Here is what we know about the Cincinnati Streetcar Proposal:  

– The bonds the city is selling to build the streetcar carry the full support of the city so they can be paid back from operating funds, tax increases or reduced city services. 
– The expected $50 million a mile (3 miles = 6 miles of track) to build this proposed route is likely a low ball figure since the projected cost for doing the wiring is too low according to multiple Duke workers.  
– Water lines and optical fiber lines will need to be relocated for this project (at water user’s cost) and the proposed placement under the rail line will make servicing these utilities more difficult.  
– In taking federal funds, the city is obligating itself to operate the streetcar, whether it is useful or not, for 40 years.  
– To keep the persons who are getting on the streetcar from being run down by traffic in the parking lane, curb extensions will be added to stop the parking lanes from being used for rush hour traffic. Traffic in the same lane as the streetcar will have to stop when the streetcar stops.
– Issues regarding the Over the Rhine historic district are not completely resolved.  
– Streetcars normally run in a straight line, the Cincinnati proposal has about eight 90 degree turns which would cause noisy “squealing” and excessive wear.  
– It is expected that the streetcar would run at least a $5 million a year operating deficit. Cincinnati is planning to divert money from its anticipated casino revenue to pay for these annual losses.  
– The proposed route is about 3 miles long and the estimated time from the Freedom Center to Vine and McMillan Street is 27 minutes. It is planned that the streetcar would stop running at 11PM so it would not support “night life.” 
– If there is a fire, the Fire Department will not be allowed to run its hoses across the tracks, and they can’t run ladders or other rescue items over the 720 volt power lines. If there is a major fire on the block, or even a traffic accident, the streetcar cannot change its routes like the busses do now. 
– The streetcar is not being designed to coordinate with the existing metro bus routes and it is anticipated that parking will be needed since most people are expected to drive to get the streetcar.  
– The assistant city manager who was working on the streetcar plan full time and was paid from the city’s 2010 operating fund is now the project manager.  

– Other ways the proposed streetcar has been competing against Cincinnati City Services such as police, fire, environmental, parks, recreation, pension funds and so on for scarce dollars are:
— when any police officers are assigned to protect or handle traffic to protect the construction of the streetcar
— when the lease payments are being made to Duke Energy after the sale of the City’s gas and electric lights to seed the streetcar with 7 million dollars, 
— &/or when the engineers from the city spend time working on the streetcar plans.
— As in other cities where economic development springs up along a streetcar line, the City of Cincinnati is expecting to subsidize the development with its tax dollars and other revenue sources.  

The Hamilton County Green Party is in favor of good public transportation. We oppose the proposed Cincinnati streetcar project because we believe that building a wasteful, inefficient, and ineffective system that serves a very limited population will diminish public support for investment in true mass transit. This project could doom any chance our region has to develop a meaningful light rail or other public transportation system beyond the bus system. 

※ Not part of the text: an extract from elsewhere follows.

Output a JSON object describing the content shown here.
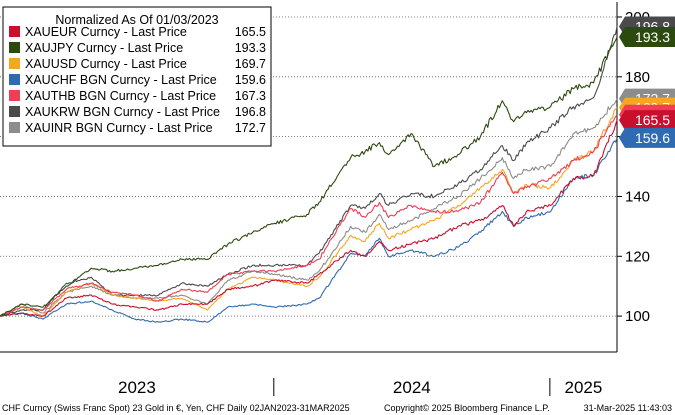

Petition language regarding the Streetcar

TEXT: Be it resolved by the people of the City of Cincinnati that a new Article XVI of the Charter is hereby added as follows:
Section 1. The City shall not spend any money on the design, engineering, construction or operation of a Streetcar System, or any portion thereof. Further, the City shall not incur any indebtedness or contractual obligations for the purpose of financing or constructing any Streetcar System, or any portion thereof.
Section 2. This Amendment applies from the date it is certifited to the Charter, and will continue in effect until December 31, 2020. This Amendment will have no force or effect after December 31, 2020.
Section 3. For purposes of this Amendment, (i) the term “Streetcar System” means a system of passenger vehicles operated on rails constructed primarily in existing public rights of way, (ii) the term “City” includes without limitation the City, the Manager, the Mayor, the Council, and the City’s various boards, commissions, agencies and departments and (iii) the term “money” means any money from any source whatsoever.
Section 4. In the event that any provision of this Article XVI is found to be unconstitutional or impermissibly in conflict with state or federal law, only such provision found to be unconstitutional or impermissible will be stricken, and the remainder of this Article XVI will remain in full force and effect.